Como vê o estado atual da medicina veterinária em Portugal e no mundo?
Tenho muito orgulho na medicina veterinária portuguesa. A medicina veterinária em Portugal, no geral, não é muito diferente do que vejo aqui ou do que experienciei, por exemplo, quando estive no Reino Unido. A maioria dos centros são de pequena a média dimensão e depois existem os hospitais privados ou universitários, com grande capacidade a nível de know how e infraestruturas.
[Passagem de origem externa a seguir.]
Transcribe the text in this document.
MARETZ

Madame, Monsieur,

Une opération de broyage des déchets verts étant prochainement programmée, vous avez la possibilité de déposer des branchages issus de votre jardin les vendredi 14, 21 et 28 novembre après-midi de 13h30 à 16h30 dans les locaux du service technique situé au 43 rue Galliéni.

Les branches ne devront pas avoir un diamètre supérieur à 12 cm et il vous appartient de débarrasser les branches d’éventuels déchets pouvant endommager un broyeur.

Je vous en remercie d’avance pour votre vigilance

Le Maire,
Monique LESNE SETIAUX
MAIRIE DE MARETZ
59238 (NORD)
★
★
A veterinária caminha inexoravelmente para uma entrada dos grandes grupos financeiros em todo o mundo. Portugal não vai ser a exceção. Isso vai mudar a maneira como fazemos medicina veterinária. Provavelmente através de uma maior capacidade de investimento, permitindo a implementação e desenvolvimento de novos serviços, o regresso de muitos especialistas portugueses que estão no estrangeiro e, automaticamente, contribuir para o desenvolvimento da referenciação.
*Artigo publicado originalmente na edição n.º 150 da revista VETERINÁRIA ATUAL, de junho de 2021.